How to restrict training to one GPU if multiple are available, co

I have multiple GPUs available in my enviroment, but I am just trying to train on one GPU.

It looks like the default fault setting local_rank=-1 will turn off distributed training

However, I’m a bit confused on their latest version of the code

If local_rank =-1 , then I imagine that n_gpu would be one, but its being set to torch.cuda.device_count() . But then the device is being set to cuda:0
And if local_rank is anything else, n_gpu is being set to one. I was thinking may be the meaning of local_rank has changed, but looking at the main training code, it doesn’t look like it

You can use the CUDA_VISIBLE_DEVICES directive to indicate which GPUs should be visible to the command that you’ll use.

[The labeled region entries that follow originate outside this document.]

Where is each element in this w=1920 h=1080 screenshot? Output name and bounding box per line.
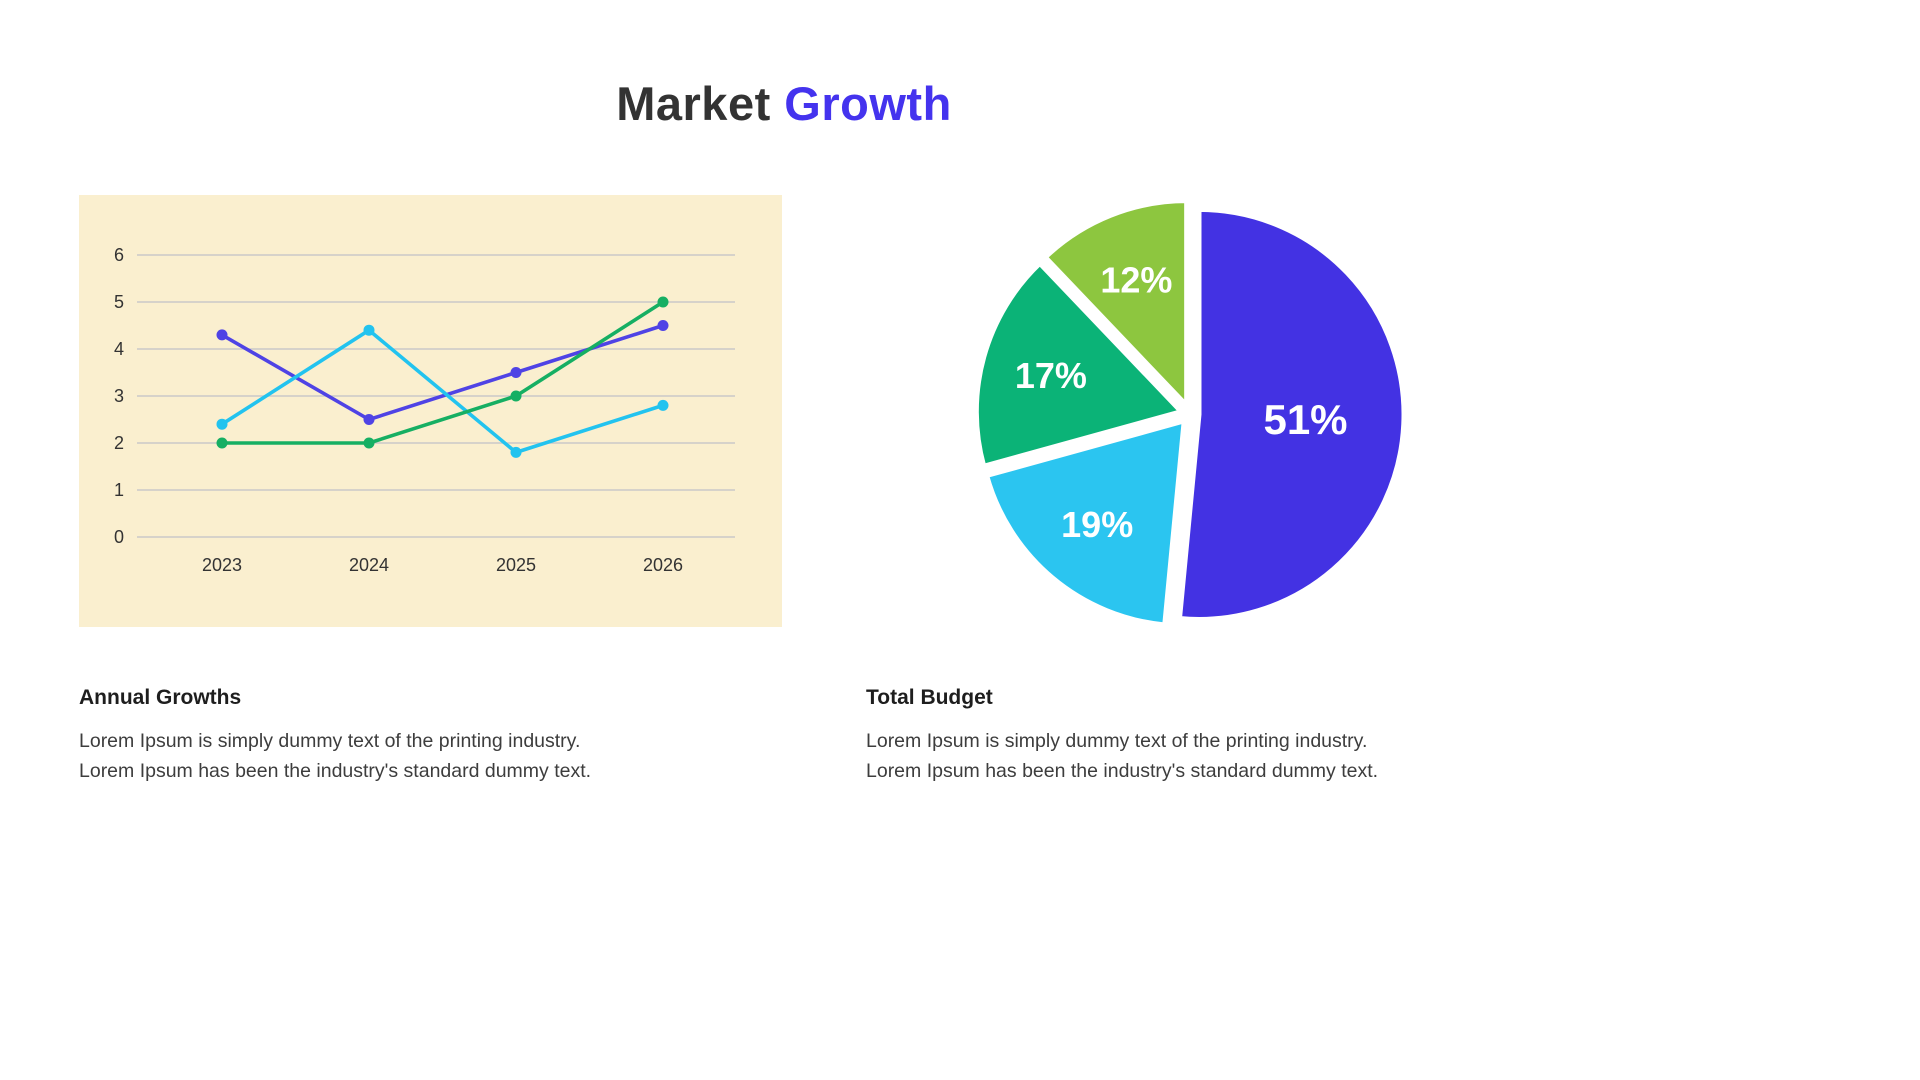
svg-text:19%: 19% xyxy=(1061,504,1133,545)
caption-annual-growths: Annual Growths Lorem Ipsum is simply dum… xyxy=(79,686,719,786)
caption-annual-line-2: Lorem Ipsum has been the industry's stan… xyxy=(79,760,592,782)
svg-text:0: 0 xyxy=(114,527,124,547)
svg-text:2026: 2026 xyxy=(643,555,683,575)
svg-text:5: 5 xyxy=(114,292,124,312)
pie-chart-panel: 51% 19% 17% 12% xyxy=(968,192,1413,637)
svg-text:3: 3 xyxy=(114,386,124,406)
svg-text:2025: 2025 xyxy=(496,555,536,575)
caption-budget-line-1: Lorem Ipsum is simply dummy text of the … xyxy=(866,730,1368,752)
caption-heading-total-budget: Total Budget xyxy=(866,686,993,709)
svg-text:6: 6 xyxy=(114,245,124,265)
svg-text:51%: 51% xyxy=(1263,396,1347,443)
caption-total-budget: Total Budget Lorem Ipsum is simply dummy… xyxy=(866,686,1506,786)
caption-heading-annual-growths: Annual Growths xyxy=(79,686,242,709)
svg-text:2023: 2023 xyxy=(202,555,242,575)
pie-chart: 51% 19% 17% 12% xyxy=(973,198,1407,628)
title-part-1: Market xyxy=(616,77,771,130)
page-title: Market Growth xyxy=(0,76,1568,131)
title-part-2: Growth xyxy=(784,77,952,130)
svg-text:4: 4 xyxy=(114,339,124,359)
caption-annual-line-1: Lorem Ipsum is simply dummy text of the … xyxy=(79,730,581,752)
caption-budget-line-2: Lorem Ipsum has been the industry's stan… xyxy=(866,760,1379,782)
svg-text:1: 1 xyxy=(114,480,124,500)
line-chart-panel: 0 1 2 3 4 5 6 2023 2024 2025 2026 xyxy=(79,195,782,627)
svg-text:2: 2 xyxy=(114,433,124,453)
svg-text:17%: 17% xyxy=(1015,355,1087,396)
line-chart: 0 1 2 3 4 5 6 2023 2024 2025 2026 xyxy=(114,245,735,575)
svg-text:12%: 12% xyxy=(1100,260,1172,301)
svg-text:2024: 2024 xyxy=(349,555,389,575)
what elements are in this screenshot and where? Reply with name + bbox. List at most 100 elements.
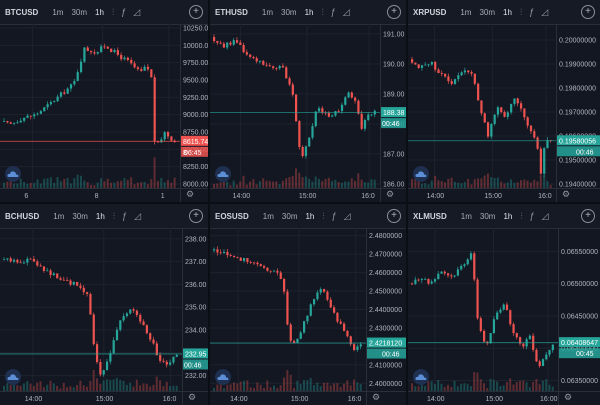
y-tick-label: 232.00 <box>185 373 207 380</box>
cloud-logo-icon[interactable] <box>215 369 231 385</box>
add-chart-icon[interactable]: + <box>387 5 401 19</box>
price-chart[interactable]: 0.065500000.065000000.064500000.06400000… <box>408 228 600 405</box>
candle <box>272 65 275 70</box>
timeframe-1m[interactable]: 1m <box>262 211 274 221</box>
timeframe-30m[interactable]: 30m <box>281 211 298 221</box>
settings-icon[interactable]: ⚙ <box>564 392 573 402</box>
candle <box>100 44 103 54</box>
chart-panel-eosusd[interactable]: EOSUSD 1m 30m 1h ⫶ ƒ ◿ +2.4800000 2.4700000 2.460… <box>210 204 406 405</box>
candle <box>213 34 216 44</box>
y-tick-label: 238.00 <box>185 236 207 243</box>
candle <box>46 101 49 110</box>
candle <box>545 351 548 361</box>
chart-panel-ethusd[interactable]: ETHUSD 1m 30m 1h ⫶ ƒ ◿ +191.00190.00189.00188.0… <box>210 0 406 202</box>
area-chart-icon[interactable]: ◿ <box>342 6 350 17</box>
chart-panel-xlmusd[interactable]: XLMUSD 1m 30m 1h ⫶ ƒ ◿ +0.06550000 0.06500000 0.0… <box>408 204 600 405</box>
indicators-icon[interactable]: ƒ <box>529 210 535 221</box>
symbol-label[interactable]: BCHUSD <box>5 211 40 221</box>
candle <box>9 121 12 125</box>
price-chart[interactable]: 238.00237.00236.00235.00234.00233.00232.… <box>0 228 208 405</box>
price-chart[interactable]: 0.20000000 0.19900000 0.19800000 0.19700000… <box>408 24 600 202</box>
timeframe-30m[interactable]: 30m <box>479 7 496 17</box>
cloud-logo-icon[interactable] <box>5 166 21 182</box>
chart-panel-xrpusd[interactable]: XRPUSD 1m 30m 1h ⫶ ƒ ◿ +0.20000000 0.19900000 0.1… <box>408 0 600 202</box>
y-tick-label: 2.4700000 <box>369 252 402 259</box>
timeframe-1m[interactable]: 1m <box>53 211 65 221</box>
timeframe-1h[interactable]: 1h <box>304 7 314 17</box>
candle <box>136 65 140 71</box>
symbol-label[interactable]: ETHUSD <box>215 7 248 17</box>
timeframe-30m[interactable]: 30m <box>72 211 88 221</box>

For instance

# Only make GPUs #0 and #1 visible to the python script
CUDA_VISIBLE_DEVICES=0,1 python train.py <args>
# Only make GPU #3 visible to the script
CUDA_VISIBLE_DEVICES=3 python train.py <args>
1 Like

Do you have any suggestions for the case when setting CUDA_VISIBLE_DEVICES is not an option?

UPD: This worked in my case trainer.args._n_gpu = 1, but it seems wrong to reassign a property, especially a _-prepended.